Rapid extraction and/or visualization of variant sites from sequence alignments was performed using ReporTree (https://github.com/insapathogenomics/ReporTree), snipit (https://github.com/aineniamh/snipit) and NextClade (https://clades.nextstrain.org/). A Python script (https://github.com/insapathogenomics/mutation_profile) was developed to rapidly obtain the sequence context flanking all detected SNPs (including the outbreak cluster-defining mutations, ‘intra-cluster’ mutations and intra-host minor variants, described in Supplementary Tables 35, respectively) and screen whether they follow signatures potentially compatible with APOBEC3-mediated viral genome editing (namely, GA > AA and TC > TT replacements).
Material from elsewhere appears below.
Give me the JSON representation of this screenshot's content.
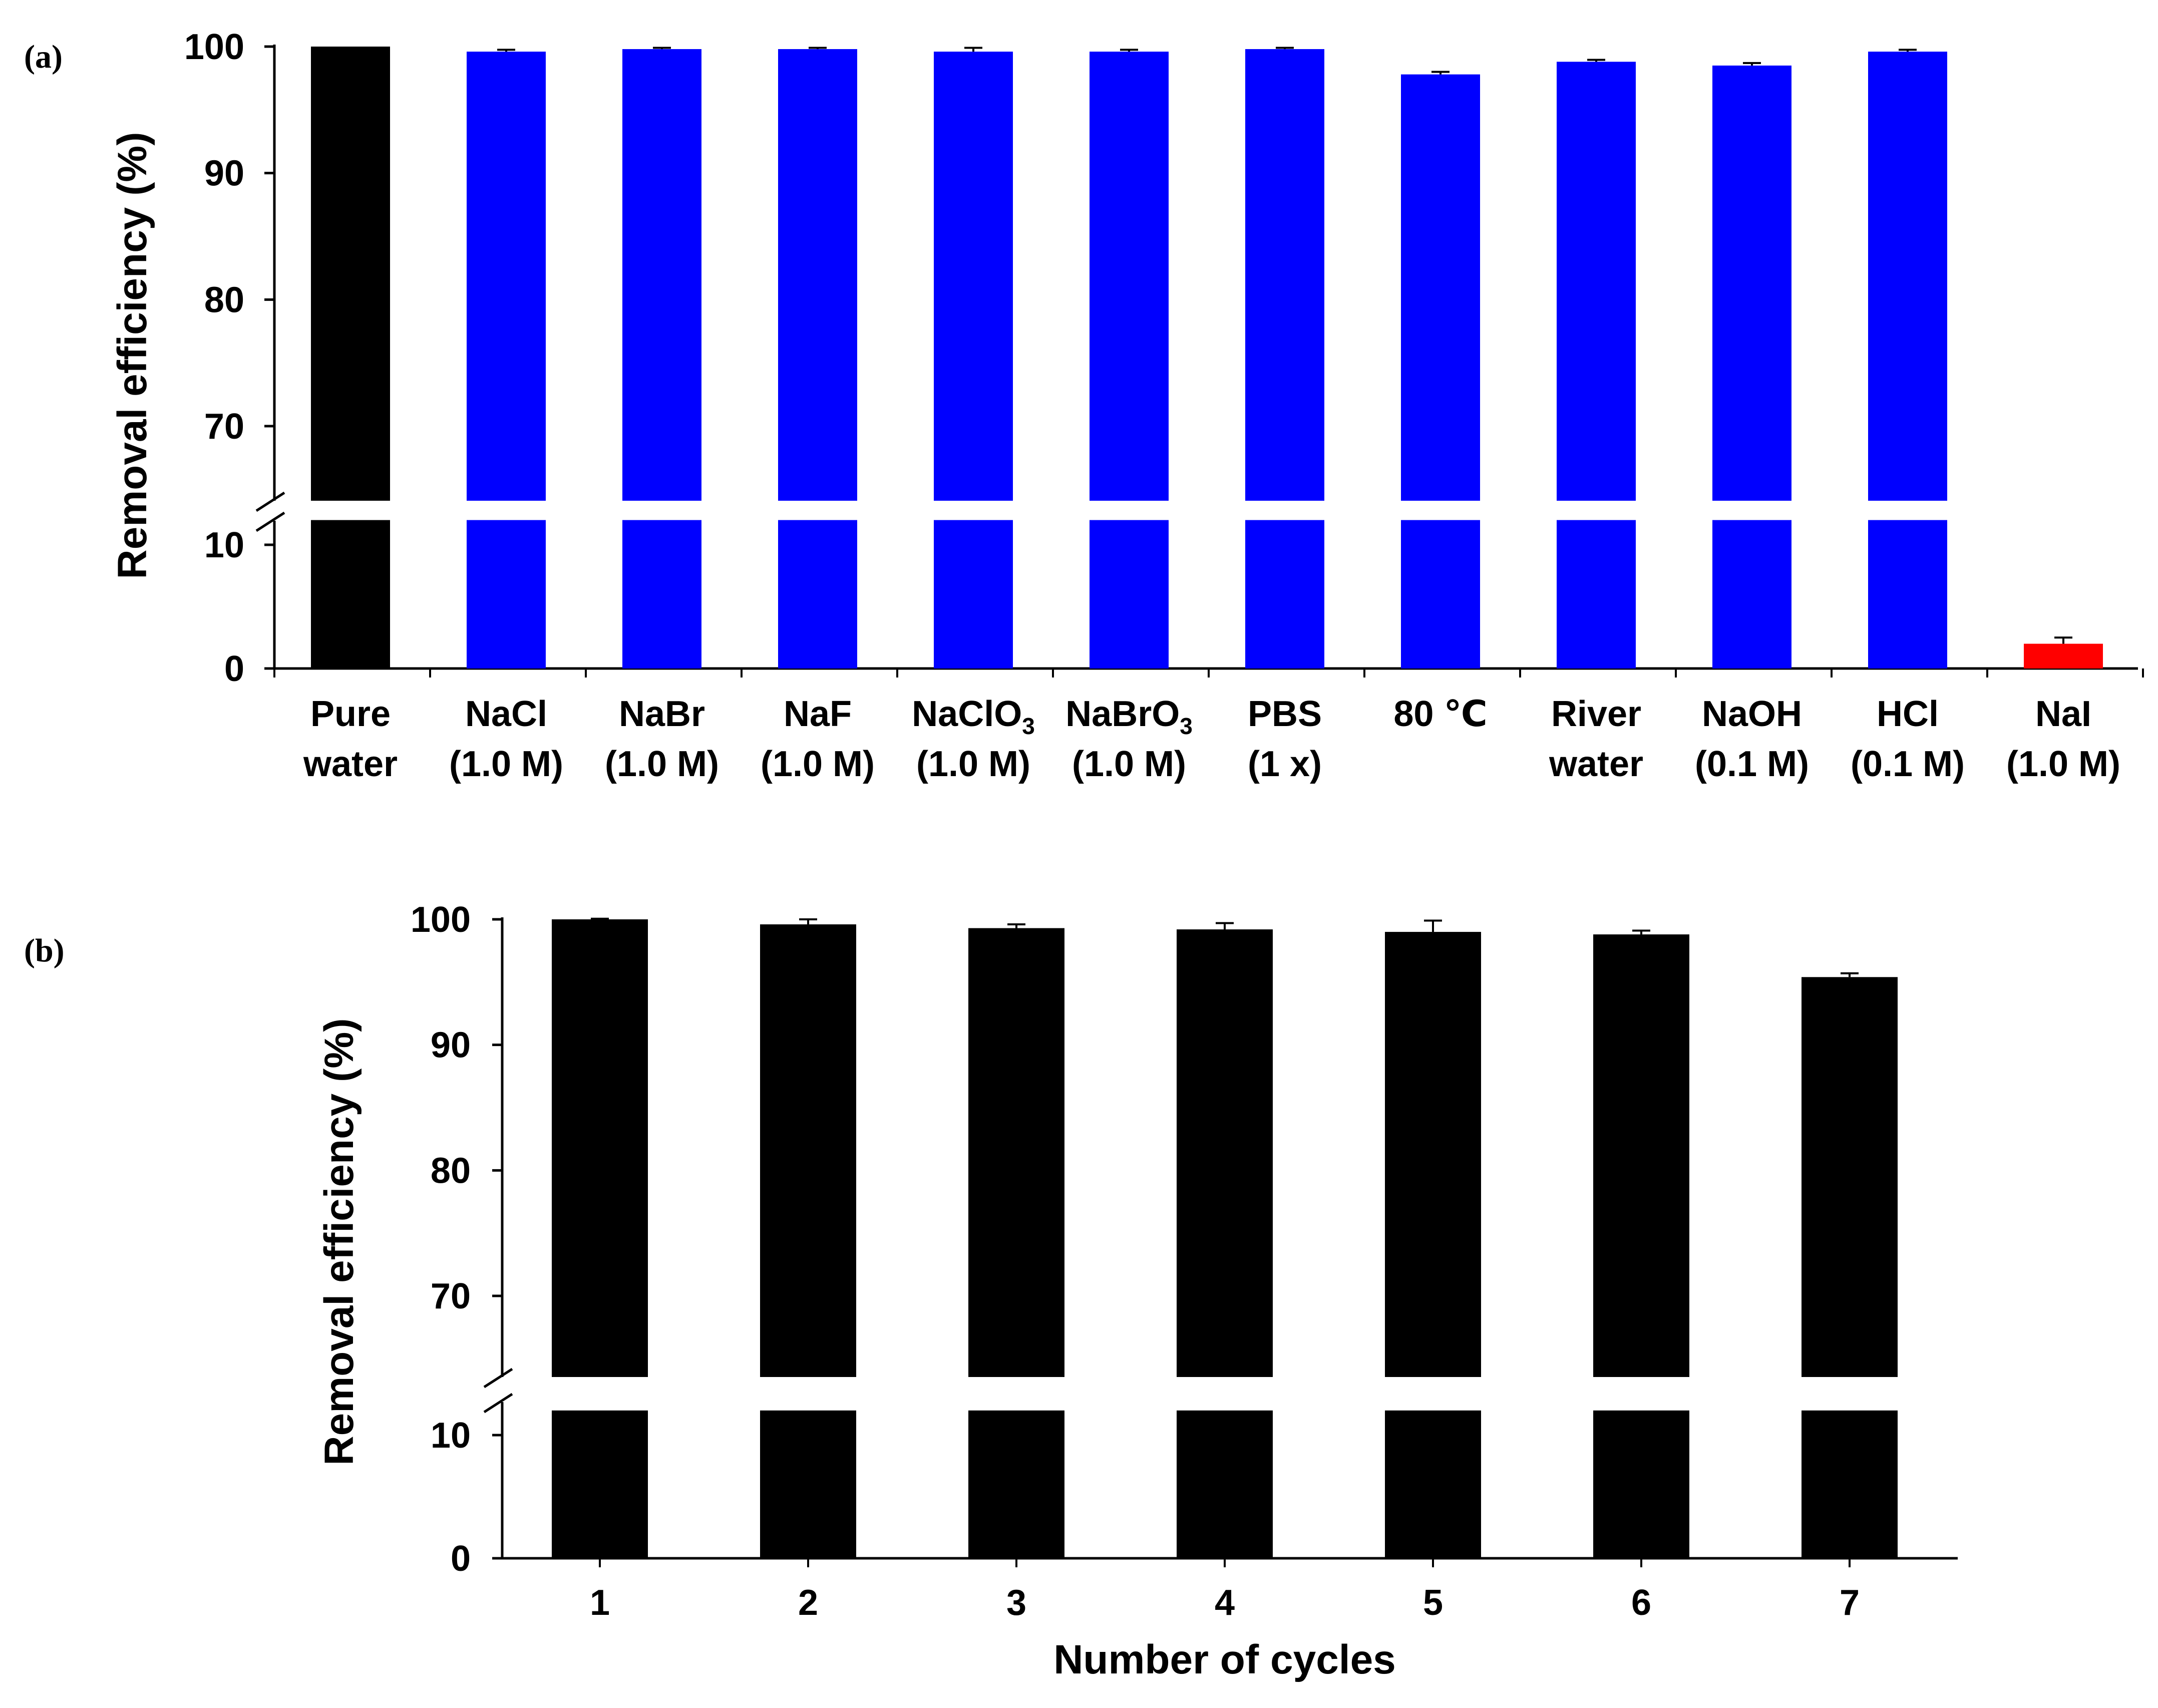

Analysis of minor iSNVs displaying intra-sample frequency between 1% and 50% was performed using the pipeline implemented in INSaFLU (min-alternate-count set to 10), with the minimum ‘allele’ frequency being contingent on the depth of coverage of each processed site—that is, the identification of iSNV sites at frequencies of 10%, 2% and 1% is only allowed for sites with depth of coverage of at least 100-fold, 500-fold and 1,000-fold, respectively. Non-synonymous iSNVs were inspected in Integrative Genomics Viewer before validation (https://insaflu.insa.pt/)33.

Statistical analyses

No specific advanced statistical methods were required for the data analysis of the present study.

Reporting summary

Further information on research design is available in the Nature Research Reporting Summary linked to this article.